Cajuína é uma bebida não alcoólica tradicional do Nordeste brasileiro, especialmente do Piauí, feita a partir do suco do caju clarificado e esterilizado, com uma cor âmbar e sabor suave. É considerada Patrimônio Cultural do Estado do Piauí e tem como característica a ausência de adição de açúcar, sendo rica em vitaminas como a C, com propriedades benéficas para a saúde.
Como é feita
Extração do suco: O suco é extraído dos pedúnculos maduros do caju.
Clarificação: Para remover o tanino e evitar o sabor adstringente, o suco passa por um processo de clarificação, utilizando-se, por exemplo, gelatina ou resina de cajueiro.
Coagem: O suco é coado várias vezes para se tornar límpido, resultando em um líquido cristalino.
Esterilização: Após ser envasado em garrafas, o suco é cozido em banho-maria, um processo que esteriliza a bebida e causa a caramelização dos açúcares naturais, conferindo-lhe a cor âmbar.
Características
Nutrição: Rica em vitamina C, é uma bebida saudável e nutritiva.
Sabor: Apresenta um sabor leve e agradável, diferente do suco de caju comum, por não ter tanino.
Validade: O tratamento térmico garante a estabilidade microbiológica, permitindo que a bebida seja armazenada por longos períodos sem conservantes.
Importância cultural
Símbolo regional: A cajuína é um símbolo do Piauí e representa a cultura e a hospitalidade do estado.
Patrimônio Cultural: Foi reconhecida como Patrimônio Cultural do Estado do Piauí.
Origem da ideia: A bebida foi criada em 1900 pelo farmacêutico Rodolfo Teófilo como uma alternativa sem álcool à cachaça, com o objetivo de combater o alcoolismo.
HISTÓRIA
A origem da cajuína remonta à cultura indígena.
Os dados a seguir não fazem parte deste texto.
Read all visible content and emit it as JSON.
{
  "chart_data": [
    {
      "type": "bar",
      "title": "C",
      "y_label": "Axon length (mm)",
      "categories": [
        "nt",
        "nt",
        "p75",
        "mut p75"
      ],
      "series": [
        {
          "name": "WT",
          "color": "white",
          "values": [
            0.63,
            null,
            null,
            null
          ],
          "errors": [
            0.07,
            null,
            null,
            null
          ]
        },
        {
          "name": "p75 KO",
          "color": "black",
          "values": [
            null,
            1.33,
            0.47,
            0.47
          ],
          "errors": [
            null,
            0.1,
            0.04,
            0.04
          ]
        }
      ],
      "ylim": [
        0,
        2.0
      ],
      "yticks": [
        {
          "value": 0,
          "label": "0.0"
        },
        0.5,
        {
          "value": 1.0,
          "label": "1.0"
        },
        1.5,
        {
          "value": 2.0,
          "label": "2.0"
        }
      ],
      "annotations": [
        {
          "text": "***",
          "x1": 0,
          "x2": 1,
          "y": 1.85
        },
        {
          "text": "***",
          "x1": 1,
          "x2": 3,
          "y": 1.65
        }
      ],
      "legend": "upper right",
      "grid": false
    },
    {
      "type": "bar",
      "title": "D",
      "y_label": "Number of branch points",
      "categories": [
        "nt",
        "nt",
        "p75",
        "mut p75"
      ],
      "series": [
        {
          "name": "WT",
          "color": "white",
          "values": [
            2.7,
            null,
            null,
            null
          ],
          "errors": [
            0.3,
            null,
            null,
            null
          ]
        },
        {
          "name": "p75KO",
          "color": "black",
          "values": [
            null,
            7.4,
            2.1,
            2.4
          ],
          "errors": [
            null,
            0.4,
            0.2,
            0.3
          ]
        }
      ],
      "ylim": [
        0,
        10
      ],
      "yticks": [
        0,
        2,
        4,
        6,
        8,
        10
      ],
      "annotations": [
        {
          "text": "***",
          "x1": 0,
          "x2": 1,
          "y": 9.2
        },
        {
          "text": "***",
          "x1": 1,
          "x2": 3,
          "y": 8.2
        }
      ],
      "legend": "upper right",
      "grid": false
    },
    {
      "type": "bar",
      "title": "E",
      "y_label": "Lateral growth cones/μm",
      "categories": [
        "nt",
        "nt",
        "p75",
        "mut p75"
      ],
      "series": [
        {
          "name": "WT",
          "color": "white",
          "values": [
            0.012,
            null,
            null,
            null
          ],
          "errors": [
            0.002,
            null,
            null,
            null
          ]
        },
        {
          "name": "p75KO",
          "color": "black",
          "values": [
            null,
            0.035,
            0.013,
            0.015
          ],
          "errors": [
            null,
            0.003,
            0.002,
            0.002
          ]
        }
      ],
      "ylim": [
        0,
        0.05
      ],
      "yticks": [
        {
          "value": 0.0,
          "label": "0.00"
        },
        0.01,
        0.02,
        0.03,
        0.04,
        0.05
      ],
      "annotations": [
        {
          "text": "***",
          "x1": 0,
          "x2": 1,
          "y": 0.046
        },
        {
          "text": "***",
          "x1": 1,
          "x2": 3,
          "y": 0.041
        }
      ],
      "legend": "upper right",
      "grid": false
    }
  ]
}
O caju, fruto nativo da Amazônia, espalhou-se pelo Nordeste através do processo migratório e tornou-se um símbolo da região. De acordo com Juliana Morim, consultora da Unesco, o ritual da “cauinagem” era tradicional entre as populações nativas, consistindo na transformação do caju em cauim, uma bebida compartilhada por todos.
Com a convivência entre indígenas, brancos de origem portuguesa e negros africanos, houve uma fusão de culturas e costumes. Assim, o cauim evoluiu para a cajuína, adotando um nome feminino em homenagem à prática produtiva conduzida exclusivamente por mulheres.